Né au Canada, il est victime d’un accident de voiture alors qu’il est tout jeune enfant. Le choc entraîne des lésions cérébrales irréversibles et Moe devient autiste. D’une timidité maladive, il est en proie à des peurs incontrôlables qui l’isolent du monde. Le seul moment où il trouve l’apaisement et une véritable sérénité, c’est un club à la main quand il frappe des balles au practice. Alors Moe tape, encore et encore. Entre l’âge de 9 et 14 ans, il aurait tapé des milliers (peut-être des millions) de balles : un exercice qui lui apporte un (fragile) équilibre mental et une fantastique aptitude au golf. Inadapté dans la vie quotidienne, Moe se révèle être un formidable golfeur qui domine totalement son sujet. Il crée même son propre swing, baptisé “Single Plane Swing” d’une redoutable efficacité. Même Tiger Woods lui a rendu hommage : « seuls deux joueurs ont possédé leur propre swing, Moe Norman et Ben Hogan « Je veux être le troisième ». Le geste de Moe est très particulier, presque bizarre, mais il parvient à le reproduire à l’identique à chaque fois et obtient ainsi une régularité jamais atteinte par quiconque: lors d’un clinic, Moe Norman tapa quelques 1500 balles en sept heures et elles atterrirent toutes à moins de dix mètres les unes des autres ! Une efficacité qui lui a valu le surnom de “Pipeline Moe” et aussi de côtoyer le haut niveau. En 1955 il gagne le championnat amateur du Canada à Calgary. On le cherche partout pendant la remise des prix mais Moe, effrayé à l’idée d’affronter le regard du public ou pire de devoir parler, est caché dans les buissons. Ce handicap ne l’empêche pas d’enchaîner les exploits et les records : 17 trous en un, trois scores de 59 ; quatre cartes à 61 et plus d’une trentaine de records de parcours. Excusez du peu… Il intègre même le circuit PGA américain mais celui-ci rejette ce joueur “différent”. En plus de ses difficultés à instaurer des contacts sociaux, les singularités de Moe déplaisent aux autorités de la PGA : Moe porte son sac lui même et se livre pendant la partie à des “fantaisies” qui heurtent les tenants de l’orthodoxie du jeu comme de se servir d’une bouteille de soda comme tee. A plusieurs reprises, Moe Norman prend même le départ avec un wedge avant de jouer son driver sur le fairway. Ce qui ne l’empêche d’ailleurs pas de réussir à chaque fois le par voire mieux… L’expérience américaine tourne donc court et il rentre au Canada.
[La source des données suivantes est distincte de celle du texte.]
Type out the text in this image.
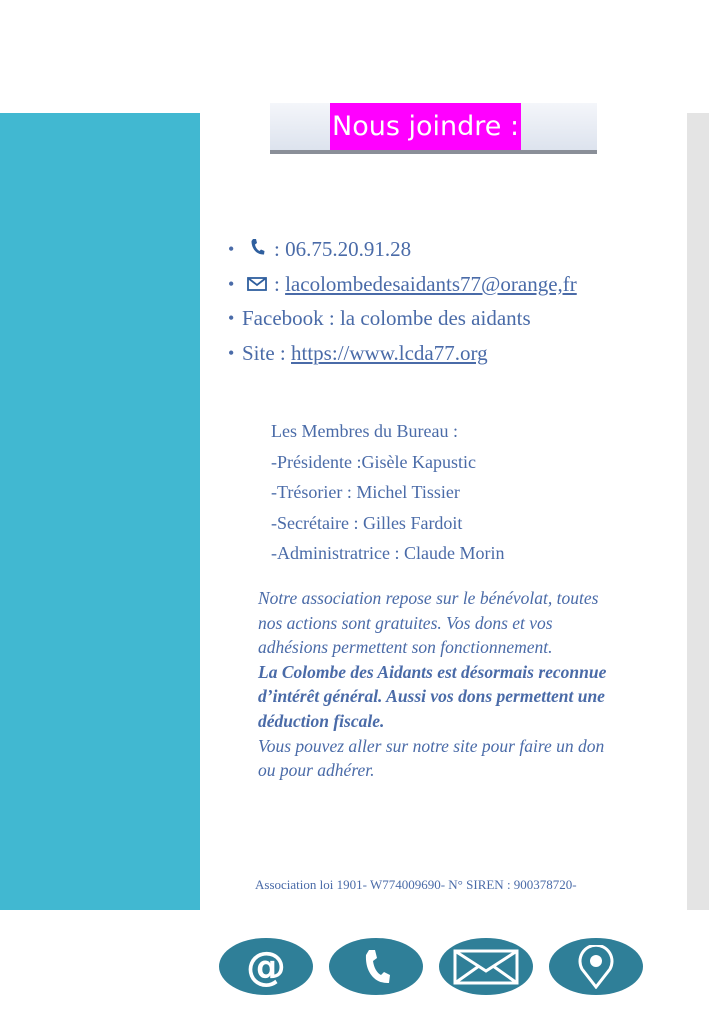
Nous joindre :
•	: 06.75.20.91.28
•	:
lacolombedesaidants77@orange,fr
• Facebook : la colombe des aidants
• Site :
https://www.lcda77.org
Les Membres du Bureau :
-Présidente :Gisèle Kapustic
-Trésorier : Michel Tissier
-Secrétaire : Gilles Fardoit
-Administratrice : Claude Morin
Notre association repose sur le bénévolat, toutes nos actions sont gratuites. Vos dons et vos adhésions permettent son fonctionnement.
La Colombe des Aidants est désormais reconnue d’intérêt général. Aussi vos dons permettent une déduction fiscale.
Vous pouvez aller sur notre site pour faire un don ou pour adhérer.
Association loi 1901- W774009690- N° SIREN : 900378720-
@
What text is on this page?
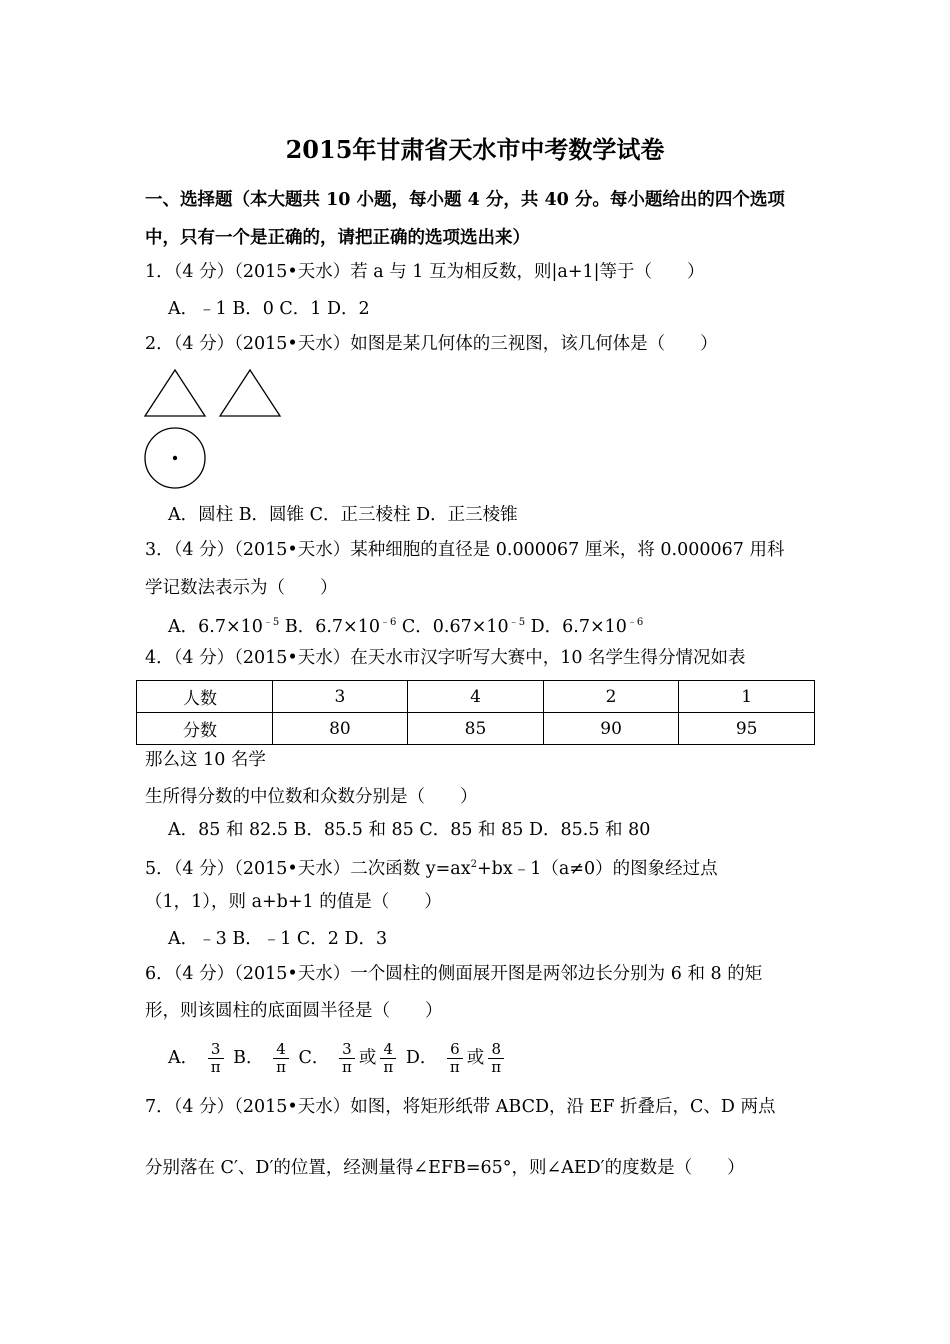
2015年甘肃省天水市中考数学试卷
一、选择题（本大题共 10 小题，每小题 4 分，共 40 分。每小题给出的四个选项
中，只有一个是正确的，请把正确的选项选出来）
1．（4 分）（2015•天水）若 a 与 1 互为相反数，则|a+1|等于（　　）
A．﹣1 B．0 C．1 D．2
2．（4 分）（2015•天水）如图是某几何体的三视图，该几何体是（　　）
A．圆柱 B．圆锥 C．正三棱柱 D．正三棱锥
3．（4 分）（2015•天水）某种细胞的直径是 0.000067 厘米，将 0.000067 用科
学记数法表示为（　　）
A．$6.7\times 10^{﹣5}$ B．$6.7\times 10^{﹣6}$ C．$0.67\times 10^{﹣5}$ D．$6.7\times 10^{﹣6}$
4．（4 分）（2015•天水）在天水市汉字听写大赛中，10 名学生得分情况如表
人数	3	4	2	1
分数	80	85	90	95
那么这 10 名学
生所得分数的中位数和众数分别是（　　）
A．85 和 82.5 B．85.5 和 85 C．85 和 85 D．85.5 和 80
5．（4 分）（2015•天水）二次函数 $y=ax^2+bx﹣1(a\ne 0)$的图象经过点
（1，1），则 a+b+1 的值是（　　）
A．﹣3 B．﹣1 C．2 D．3
6．（4 分）（2015•天水）一个圆柱的侧面展开图是两邻边长分别为 6 和 8 的矩
形，则该圆柱的底面圆半径是（　　）
A． $\frac{3}{\pi}$ B． $\frac{4}{\pi}$ C． $\frac{3}{\pi}$ 或 $\frac{4}{\pi}$ D． $\frac{6}{\pi}$ 或 $\frac{8}{\pi}$
7．（4 分）（2015•天水）如图，将矩形纸带 ABCD，沿 EF 折叠后，C、D 两点
分别落在 C′、D′的位置，经测量得∠EFB=65°，则∠AED′的度数是（　　）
Moe aura du mal à s’en remettre et il gagne difficilement sa vie grâce à des exhibitions. Pendant des années, il survivra même en habitant dans sa voiture alors que dans le même temps il devient l’objet d’un véritable culte auprès des joueurs professionnels. Il est pauvre et ses plus grands fans sont riches. Heureusement, la firme Titleist viendra à son secours en lui versant la somme de 5000 dollars par mois (pour “tout ce qu’il a apporté au golf”) jusqu’à sa mort en 2004.
Moe Norman restera comme l’une des figures les plus singulières de l’histoire du golf, au destin à la fois atypique, tragique et magnifique. Il est d’ailleurs assez savoureux de constater que cet homme “différent et simple” avait compris l’essence même du swing. Une maîtrise que malgré leurs efforts des joueurs brillants intellectuellement ou socialement ne font qu’effleurer. Une leçon de vie et d’humilité que l’on devrait découvrir bientôt sur grand écran : Barry Morow (qui a reçu un oscar pour le scénario de “Rain Man”) prépare un film sur la vie de Moe qui devrait s’intituler “Dance the Green”.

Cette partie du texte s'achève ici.